The Fremont, Ohio, native, whose age could not immediately be determined, was at least in his 80s and had been in poor health.

Purdy published poetry, drawings, the plays “Children Is All” and “Enduring Zeal,” the novels “Mourners Below” and “Narrow Rooms,” and the collection “Moe’s Villa and Other Stories.”

Much of his work fell out of print; several books were reissued in recent years.
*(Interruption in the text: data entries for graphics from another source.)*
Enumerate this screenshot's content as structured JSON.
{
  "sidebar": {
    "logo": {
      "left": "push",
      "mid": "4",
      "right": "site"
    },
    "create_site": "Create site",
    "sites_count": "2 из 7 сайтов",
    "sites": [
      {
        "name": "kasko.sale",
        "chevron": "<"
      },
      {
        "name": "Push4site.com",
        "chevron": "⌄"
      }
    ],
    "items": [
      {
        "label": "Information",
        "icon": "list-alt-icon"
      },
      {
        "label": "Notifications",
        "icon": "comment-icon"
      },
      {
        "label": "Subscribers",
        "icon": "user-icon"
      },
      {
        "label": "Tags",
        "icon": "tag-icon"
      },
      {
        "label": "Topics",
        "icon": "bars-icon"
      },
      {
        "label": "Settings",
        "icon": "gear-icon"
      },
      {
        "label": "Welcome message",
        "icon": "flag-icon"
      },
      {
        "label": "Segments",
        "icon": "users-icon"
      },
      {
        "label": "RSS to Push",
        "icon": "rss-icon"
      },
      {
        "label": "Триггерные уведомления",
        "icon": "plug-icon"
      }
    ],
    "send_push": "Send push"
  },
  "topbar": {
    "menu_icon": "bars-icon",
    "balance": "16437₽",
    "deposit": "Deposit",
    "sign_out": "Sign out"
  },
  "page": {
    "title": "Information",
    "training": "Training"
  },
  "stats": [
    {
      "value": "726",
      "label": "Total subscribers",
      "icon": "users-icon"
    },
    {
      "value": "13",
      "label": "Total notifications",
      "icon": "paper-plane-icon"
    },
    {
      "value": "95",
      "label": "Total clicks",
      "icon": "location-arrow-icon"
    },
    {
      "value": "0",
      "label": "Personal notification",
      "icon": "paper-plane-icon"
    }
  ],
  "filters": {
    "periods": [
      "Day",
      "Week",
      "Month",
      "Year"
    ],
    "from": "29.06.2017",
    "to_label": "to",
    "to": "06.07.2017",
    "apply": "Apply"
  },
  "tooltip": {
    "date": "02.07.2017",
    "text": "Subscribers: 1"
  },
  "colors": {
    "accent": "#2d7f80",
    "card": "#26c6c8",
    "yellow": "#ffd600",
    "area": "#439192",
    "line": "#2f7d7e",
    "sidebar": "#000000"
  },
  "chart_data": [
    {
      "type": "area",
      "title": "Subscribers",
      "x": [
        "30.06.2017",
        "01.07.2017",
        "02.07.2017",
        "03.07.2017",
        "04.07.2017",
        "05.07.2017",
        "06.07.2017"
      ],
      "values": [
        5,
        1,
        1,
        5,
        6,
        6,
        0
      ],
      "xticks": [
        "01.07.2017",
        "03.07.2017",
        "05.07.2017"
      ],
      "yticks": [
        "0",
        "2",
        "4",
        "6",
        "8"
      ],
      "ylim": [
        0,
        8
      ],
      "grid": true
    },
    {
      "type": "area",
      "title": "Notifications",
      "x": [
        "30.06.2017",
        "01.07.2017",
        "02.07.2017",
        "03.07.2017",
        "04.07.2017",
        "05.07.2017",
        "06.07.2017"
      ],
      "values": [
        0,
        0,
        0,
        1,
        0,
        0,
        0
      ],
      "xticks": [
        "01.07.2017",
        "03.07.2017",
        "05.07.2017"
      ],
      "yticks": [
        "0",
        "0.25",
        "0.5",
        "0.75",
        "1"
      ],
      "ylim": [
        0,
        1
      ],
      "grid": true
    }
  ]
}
In the spring, Ivan Dee will issue a collection of his plays.

Gore Vidal, Tennessee Williams and Dorothy Parker were among his fans, but Purdy won few awards and was little known to the general public.

He spent most of his latter years in a one-room Brooklyn walk-up apartment, bitterly outside what he called “the anesthetic, hypocritical, preppy and stagnant New York literary establishment.”

He was attacked for his “adolescent and distraught mind,” accused of writing “fifth-rate, avant-garde soap opera” and left out of the country’s official literary establishment — the American Academy of Arts and Letters.

He was also called a comic genius worthy of Voltaire and an outlaw, in the best sense, among his compromised peers.

Interviewed by The Associated Press in 2005, Purdy recalled being “exposed to everything” as a child, and his books revealed the most detailed awareness of sex, violence, race, class, familial cruelty and romantic longing.

His work was labeled “gothic” for its extremes of emotion and physicality, but in his own mind, there was no sensationalism, just the impulse to write what he knew.

“When you’re writing, at least in my case, you’re so occupied by the story and the characters that you have no interest in what people may think or whether I should write to please anyone,” he said.